On Fri, Aug 26 2016 at 11:33am -0400,
Bart Van Assche <bart.vanassche at sandisk.com> wrote:

> On 08/26/2016 07:26 AM, Mike Snitzer wrote:
> >On Thu, Aug 25 2016 at  1:40pm -0400,
> >Bart Van Assche <bart.vanassche at sandisk.com> wrote:
> >>As usual, thanks for the quick feedback. But it seems like I sent my
> >>e-mail too soon: after I had sent my e-mail I ran again into the
> >>truncate_inode_pages_range() hang.
> >
> >I was skeptical your 3 earlier patches (particularly the __dm_destroy to
> >use internel suspend patch) would fix anything you care about in your
> >testing.  __dm_destroy is only used once all references on the DM mpath
> >device are dropped.  When you do your fio + cable pull tests you're just
> >bouncing underlying paths around.  You aren't _ever_ destroying the
> >multipath device.  That is why your __dm_destroy patch seemed off the
> >mark to me.
> 
> Hello Mike,
> 
> In case it wasn't clear, I want to drop the three patches you
> referred to. But I also want to clarify that my tests *do* trigger
> __dm_destroy(). If you have a look at the srp-test scripts then you
> will see that "dmsetup remove" is invoked after each test. What I
> see is that lock_page() and other page cache functions hang
> sporadically around the time the dm device is removed, most likely
> due to I/O that is submitted but never completed. That's why I
> started looking at the scsi-mq/blk-mq device removal code.
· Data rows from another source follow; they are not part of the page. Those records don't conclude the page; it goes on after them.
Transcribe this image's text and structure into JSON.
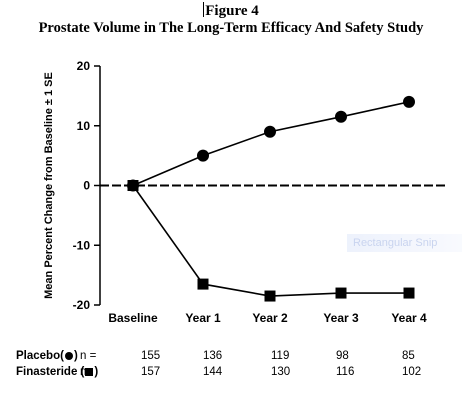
{
  "figure_label": "Figure 4",
  "title": "Prostate Volume in The Long-Term Efficacy And Safety Study",
  "watermark_text": "Rectangular Snip",
  "chart_data": {
    "type": "line",
    "categories": [
      "Baseline",
      "Year 1",
      "Year 2",
      "Year 3",
      "Year 4"
    ],
    "ylabel": "Mean Percent Change from Baseline  ± 1 SE",
    "ylim": [
      -20,
      20
    ],
    "yticks": [
      "20",
      "10",
      "0",
      "-10",
      "-20"
    ],
    "grid": false,
    "series": [
      {
        "name": "Placebo",
        "marker": "circle",
        "values": [
          0,
          5,
          9,
          11.5,
          14
        ]
      },
      {
        "name": "Finasteride",
        "marker": "square",
        "values": [
          0,
          -16.5,
          -18.5,
          -18,
          -18
        ]
      }
    ]
  },
  "n_table": {
    "rows": [
      {
        "label": "Placebo(",
        "marker": "circle",
        "label_end": ")",
        "n_label": "n =",
        "values": [
          "155",
          "136",
          "119",
          "98",
          "85"
        ]
      },
      {
        "label": "Finasteride (",
        "marker": "square",
        "label_end": ")",
        "n_label": "n=",
        "values": [
          "157",
          "144",
          "130",
          "116",
          "102"
        ]
      }
    ]
  }
}
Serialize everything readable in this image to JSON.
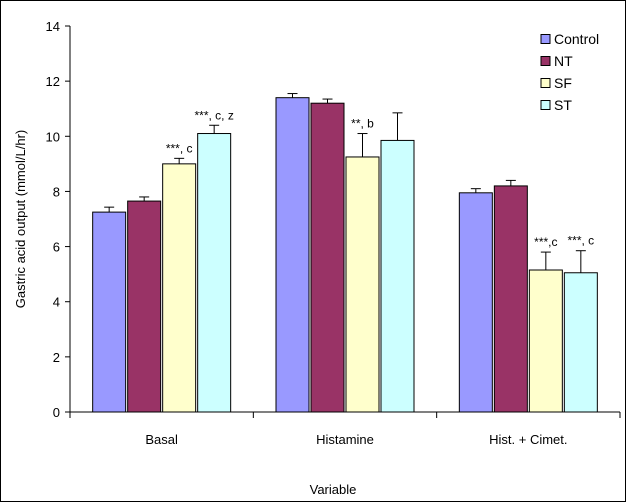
{
  "chart_data": {
    "type": "bar",
    "title": "",
    "xlabel": "Variable",
    "ylabel": "Gastric acid output (mmol/L/hr)",
    "ylim": [
      0,
      14
    ],
    "yticks": [
      0,
      2,
      4,
      6,
      8,
      10,
      12,
      14
    ],
    "categories": [
      "Basal",
      "Histamine",
      "Hist. + Cimet."
    ],
    "legend_position": "top-right",
    "grid": false,
    "series": [
      {
        "name": "Control",
        "color": "#9999FF",
        "values": [
          7.25,
          11.4,
          7.95
        ],
        "errors": [
          0.18,
          0.15,
          0.15
        ]
      },
      {
        "name": "NT",
        "color": "#993366",
        "values": [
          7.65,
          11.2,
          8.2
        ],
        "errors": [
          0.15,
          0.15,
          0.2
        ]
      },
      {
        "name": "SF",
        "color": "#FFFFCC",
        "values": [
          9.0,
          9.25,
          5.15
        ],
        "errors": [
          0.2,
          0.85,
          0.65
        ]
      },
      {
        "name": "ST",
        "color": "#CCFFFF",
        "values": [
          10.1,
          9.85,
          5.05
        ],
        "errors": [
          0.3,
          1.0,
          0.8
        ]
      }
    ],
    "annotations": [
      {
        "category": 0,
        "series": 2,
        "text": "***, c"
      },
      {
        "category": 0,
        "series": 3,
        "text": "***, c, z"
      },
      {
        "category": 1,
        "series": 2,
        "text": "**, b"
      },
      {
        "category": 2,
        "series": 2,
        "text": "***,c"
      },
      {
        "category": 2,
        "series": 3,
        "text": "***, c"
      }
    ]
  }
}
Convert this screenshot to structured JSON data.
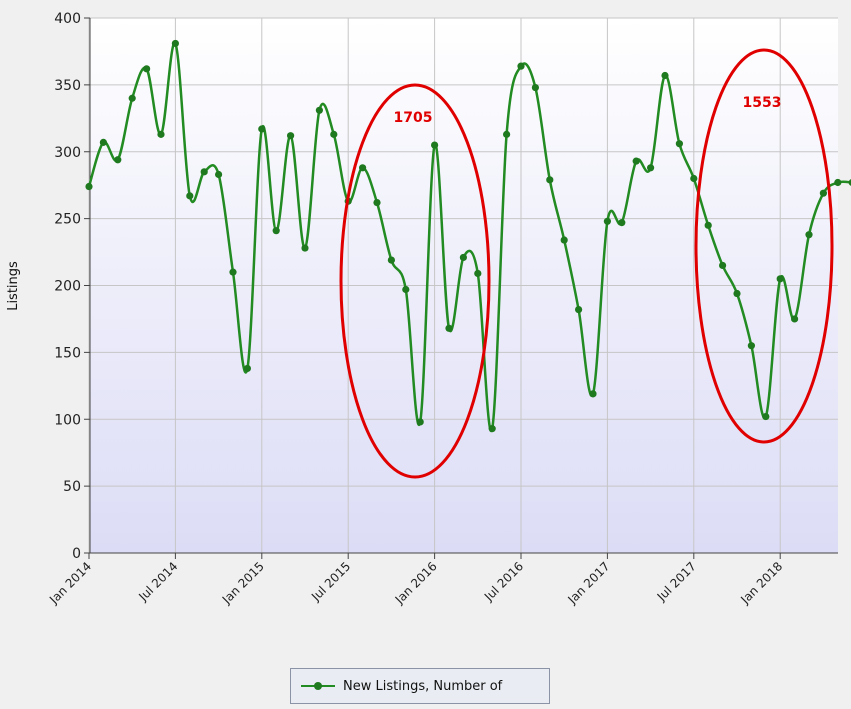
{
  "chart_data": {
    "type": "line",
    "title": "",
    "xlabel": "",
    "ylabel": "Listings",
    "ylim": [
      0,
      400
    ],
    "yticks": [
      0,
      50,
      100,
      150,
      200,
      250,
      300,
      350,
      400
    ],
    "xticks": [
      "Jan 2014",
      "Jul 2014",
      "Jan 2015",
      "Jul 2015",
      "Jan 2016",
      "Jul 2016",
      "Jan 2017",
      "Jul 2017",
      "Jan 2018"
    ],
    "x": [
      "Jan 2014",
      "Feb 2014",
      "Mar 2014",
      "Apr 2014",
      "May 2014",
      "Jun 2014",
      "Jul 2014",
      "Aug 2014",
      "Sep 2014",
      "Oct 2014",
      "Nov 2014",
      "Dec 2014",
      "Jan 2015",
      "Feb 2015",
      "Mar 2015",
      "Apr 2015",
      "May 2015",
      "Jun 2015",
      "Jul 2015",
      "Aug 2015",
      "Sep 2015",
      "Oct 2015",
      "Nov 2015",
      "Dec 2015",
      "Jan 2016",
      "Feb 2016",
      "Mar 2016",
      "Apr 2016",
      "May 2016",
      "Jun 2016",
      "Jul 2016",
      "Aug 2016",
      "Sep 2016",
      "Oct 2016",
      "Nov 2016",
      "Dec 2016",
      "Jan 2017",
      "Feb 2017",
      "Mar 2017",
      "Apr 2017",
      "May 2017",
      "Jun 2017",
      "Jul 2017",
      "Aug 2017",
      "Sep 2017",
      "Oct 2017",
      "Nov 2017",
      "Dec 2017",
      "Jan 2018",
      "Feb 2018",
      "Mar 2018",
      "Apr 2018",
      "May 2018",
      "Jun 2018"
    ],
    "series": [
      {
        "name": "New Listings, Number of",
        "color": "#228b22",
        "values": [
          274,
          307,
          294,
          340,
          362,
          313,
          381,
          267,
          285,
          283,
          210,
          138,
          317,
          241,
          312,
          228,
          331,
          313,
          263,
          288,
          262,
          219,
          197,
          98,
          305,
          168,
          221,
          209,
          93,
          313,
          364,
          348,
          279,
          234,
          182,
          119,
          248,
          247,
          293,
          288,
          357,
          306,
          280,
          245,
          215,
          194,
          155,
          102,
          205,
          175,
          238,
          269,
          277,
          277
        ]
      }
    ],
    "annotations": [
      {
        "text": "1705",
        "color": "#e00000"
      },
      {
        "text": "1553",
        "color": "#e00000"
      }
    ],
    "legend_position": "bottom-center",
    "grid": true
  }
}
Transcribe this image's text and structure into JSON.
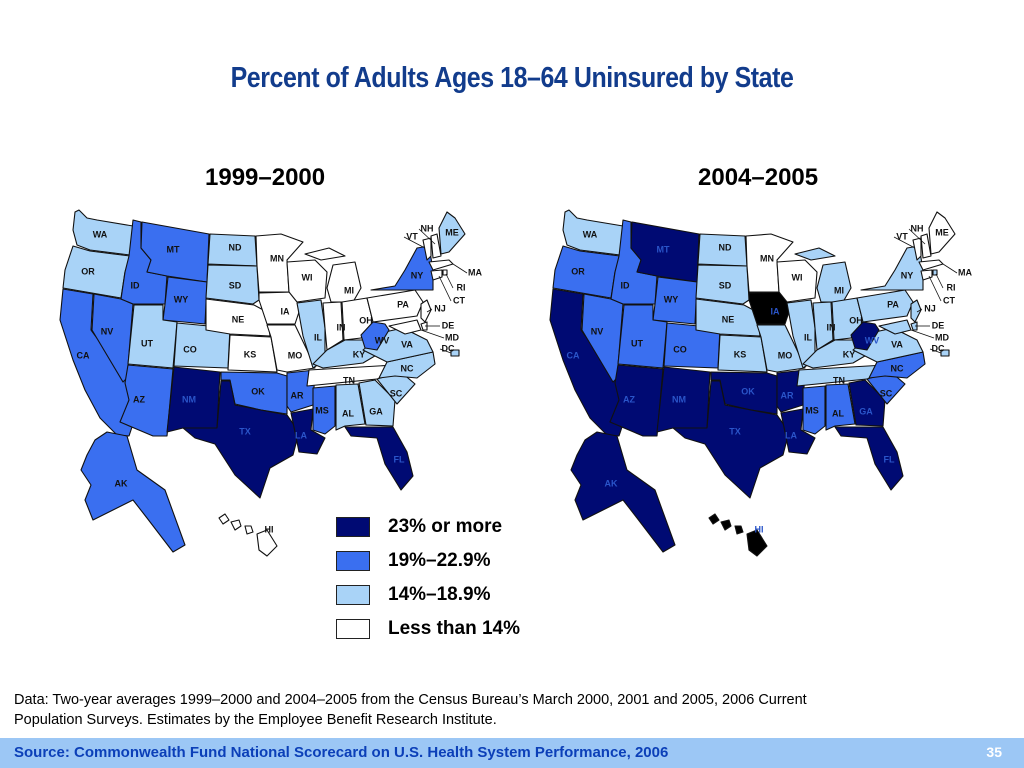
{
  "title": "Percent of Adults Ages 18–64 Uninsured by State",
  "legend": [
    {
      "key": "c1",
      "label": "23% or more",
      "color": "#000a73"
    },
    {
      "key": "c2",
      "label": "19%–22.9%",
      "color": "#3a6ff0"
    },
    {
      "key": "c3",
      "label": "14%–18.9%",
      "color": "#a9d3f7"
    },
    {
      "key": "c4",
      "label": "Less than 14%",
      "color": "#ffffff"
    }
  ],
  "highlight_color": "#000000",
  "maps": [
    {
      "heading": "1999–2000",
      "states": {
        "WA": "c3",
        "OR": "c3",
        "CA": "c2",
        "NV": "c2",
        "ID": "c2",
        "MT": "c2",
        "WY": "c2",
        "UT": "c3",
        "AZ": "c2",
        "CO": "c3",
        "NM": "c1",
        "ND": "c3",
        "SD": "c3",
        "NE": "c4",
        "KS": "c4",
        "OK": "c2",
        "TX": "c1",
        "MN": "c4",
        "IA": "c4",
        "MO": "c4",
        "AR": "c2",
        "LA": "c1",
        "WI": "c4",
        "IL": "c3",
        "MI": "c4",
        "IN": "c4",
        "OH": "c4",
        "KY": "c3",
        "TN": "c4",
        "MS": "c2",
        "AL": "c3",
        "GA": "c3",
        "FL": "c1",
        "SC": "c3",
        "NC": "c3",
        "VA": "c3",
        "WV": "c2",
        "PA": "c4",
        "NY": "c2",
        "VT": "c4",
        "NH": "c4",
        "ME": "c3",
        "MA": "c4",
        "RI": "c4",
        "CT": "c4",
        "NJ": "c4",
        "DE": "c4",
        "MD": "c4",
        "DC": "c3",
        "AK": "c2",
        "HI": "c4"
      }
    },
    {
      "heading": "2004–2005",
      "states": {
        "WA": "c3",
        "OR": "c2",
        "CA": "c1",
        "NV": "c2",
        "ID": "c2",
        "MT": "c1",
        "WY": "c2",
        "UT": "c2",
        "AZ": "c1",
        "CO": "c2",
        "NM": "c1",
        "ND": "c3",
        "SD": "c3",
        "NE": "c3",
        "KS": "c3",
        "OK": "c1",
        "TX": "c1",
        "MN": "c4",
        "IA": "hl",
        "MO": "c3",
        "AR": "c1",
        "LA": "c1",
        "WI": "c4",
        "IL": "c3",
        "MI": "c3",
        "IN": "c3",
        "OH": "c3",
        "KY": "c3",
        "TN": "c3",
        "MS": "c2",
        "AL": "c2",
        "GA": "c1",
        "FL": "c1",
        "SC": "c2",
        "NC": "c2",
        "VA": "c3",
        "WV": "c1",
        "PA": "c3",
        "NY": "c3",
        "VT": "c4",
        "NH": "c4",
        "ME": "c4",
        "MA": "c4",
        "RI": "c3",
        "CT": "c4",
        "NJ": "c3",
        "DE": "c3",
        "MD": "c3",
        "DC": "c3",
        "AK": "c1",
        "HI": "hl"
      }
    }
  ],
  "note": "Data: Two-year averages 1999–2000 and 2004–2005 from the Census Bureau’s March 2000, 2001 and 2005, 2006 Current Population Surveys. Estimates by the Employee Benefit Research Institute.",
  "footer": {
    "source": "Source: Commonwealth Fund National Scorecard on U.S. Health System Performance, 2006",
    "page": "35"
  }
}
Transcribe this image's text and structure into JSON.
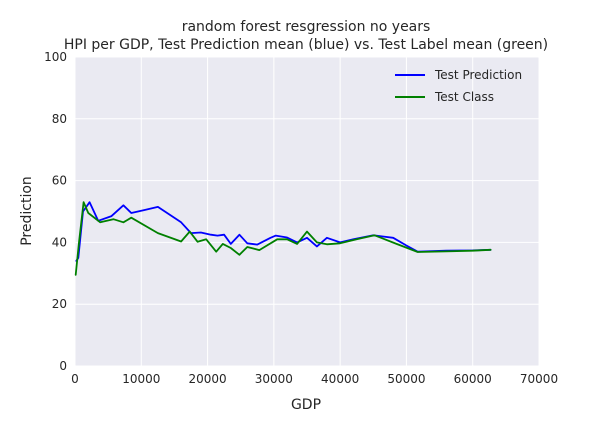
{
  "chart_data": {
    "type": "line",
    "title": "random forest resgression no years",
    "subtitle": "HPI per GDP, Test Prediction mean (blue) vs. Test Label mean (green)",
    "xlabel": "GDP",
    "ylabel": "Prediction",
    "xlim": [
      0,
      70000
    ],
    "ylim": [
      0,
      100
    ],
    "x_ticks": [
      "0",
      "10000",
      "20000",
      "30000",
      "40000",
      "50000",
      "60000",
      "70000"
    ],
    "y_ticks": [
      "0",
      "20",
      "40",
      "60",
      "80",
      "100"
    ],
    "grid": true,
    "background": "#eaeaf2",
    "legend_position": "top-right",
    "series": [
      {
        "name": "Test Prediction",
        "color": "#0000ff",
        "points": [
          [
            200,
            34
          ],
          [
            500,
            35
          ],
          [
            1200,
            50
          ],
          [
            2200,
            53
          ],
          [
            3500,
            47
          ],
          [
            5500,
            48.5
          ],
          [
            7300,
            52
          ],
          [
            8500,
            49.5
          ],
          [
            10500,
            50.5
          ],
          [
            12500,
            51.5
          ],
          [
            16000,
            46.5
          ],
          [
            17500,
            43
          ],
          [
            19000,
            43.2
          ],
          [
            20500,
            42.5
          ],
          [
            21500,
            42.2
          ],
          [
            22500,
            42.5
          ],
          [
            23500,
            39.5
          ],
          [
            24800,
            42.5
          ],
          [
            26000,
            39.7
          ],
          [
            27500,
            39.3
          ],
          [
            29500,
            41.5
          ],
          [
            30300,
            42.2
          ],
          [
            32000,
            41.6
          ],
          [
            33500,
            40
          ],
          [
            35000,
            41.5
          ],
          [
            36500,
            38.7
          ],
          [
            38000,
            41.5
          ],
          [
            40000,
            40
          ],
          [
            42000,
            41
          ],
          [
            45000,
            42.3
          ],
          [
            48000,
            41.5
          ],
          [
            50000,
            39
          ],
          [
            51700,
            37
          ],
          [
            56000,
            37.3
          ],
          [
            60000,
            37.4
          ],
          [
            62700,
            37.6
          ]
        ]
      },
      {
        "name": "Test Class",
        "color": "#008000",
        "points": [
          [
            100,
            29.5
          ],
          [
            600,
            40
          ],
          [
            1300,
            53
          ],
          [
            2000,
            49.5
          ],
          [
            3800,
            46.5
          ],
          [
            5800,
            47.5
          ],
          [
            7300,
            46.5
          ],
          [
            8500,
            48
          ],
          [
            12500,
            43
          ],
          [
            16000,
            40.3
          ],
          [
            17300,
            43.5
          ],
          [
            18500,
            40.2
          ],
          [
            19800,
            41
          ],
          [
            21300,
            37
          ],
          [
            22300,
            39.5
          ],
          [
            23500,
            38.2
          ],
          [
            24800,
            36
          ],
          [
            26000,
            38.5
          ],
          [
            27800,
            37.5
          ],
          [
            30500,
            41
          ],
          [
            32000,
            41
          ],
          [
            33500,
            39.5
          ],
          [
            35000,
            43.5
          ],
          [
            36500,
            40
          ],
          [
            38000,
            39.4
          ],
          [
            40000,
            39.7
          ],
          [
            42500,
            41
          ],
          [
            45200,
            42.3
          ],
          [
            48500,
            39.5
          ],
          [
            51700,
            36.9
          ],
          [
            56000,
            37.1
          ],
          [
            60000,
            37.3
          ],
          [
            62700,
            37.6
          ]
        ]
      }
    ]
  }
}
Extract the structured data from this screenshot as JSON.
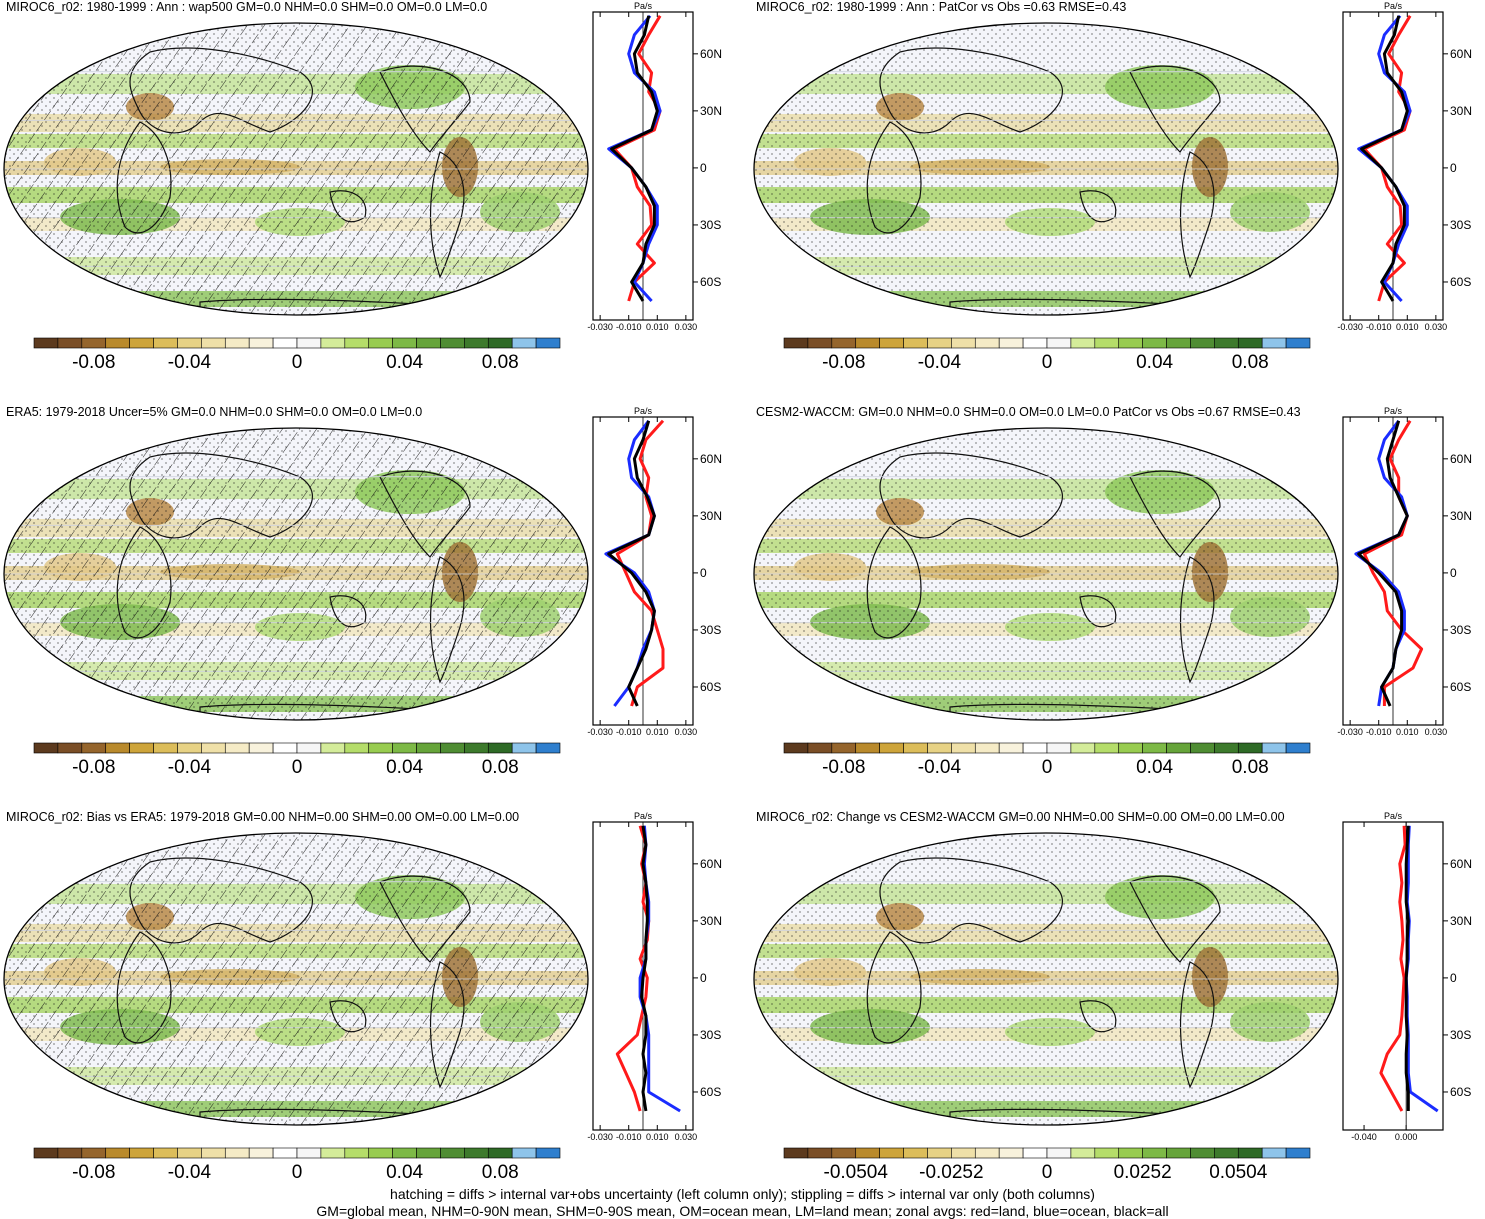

We're going round and round with a test that doesn't reflect 99% of the
usage that DM multipath sees.  I think we need to take a step back and
re-evaluate the test in question.

Could well be that there is some problem with outstanding IO racing with
DM multipath device removal.  BUT I'd really appreciate it if you could
make the 'dmsetup remove' phase secondary.  You're welcome to keep the
test you have (with DM device removal mixed with IO), make it
configurable with a flag or whatever, but it strikes me as much more of
a niche concern.  Not dismissing the need to make whatever it is you're
doing work.. but we're seriously conflating all the variables in play.

Customers aren't removing their multipath devices a lot.  So can we do
this?

test step1:
Lets at least verify that DM multipath fault handling capabilities
during normal IO in the face of cable pulls is reliable (be them
syntehtic pulls or real).

test step2:
Once the IO completes (after paths are restored) and fio ends _then_
DM multipath devices can be removed.

You'll note that all mptest tests follow this 2 step pattern.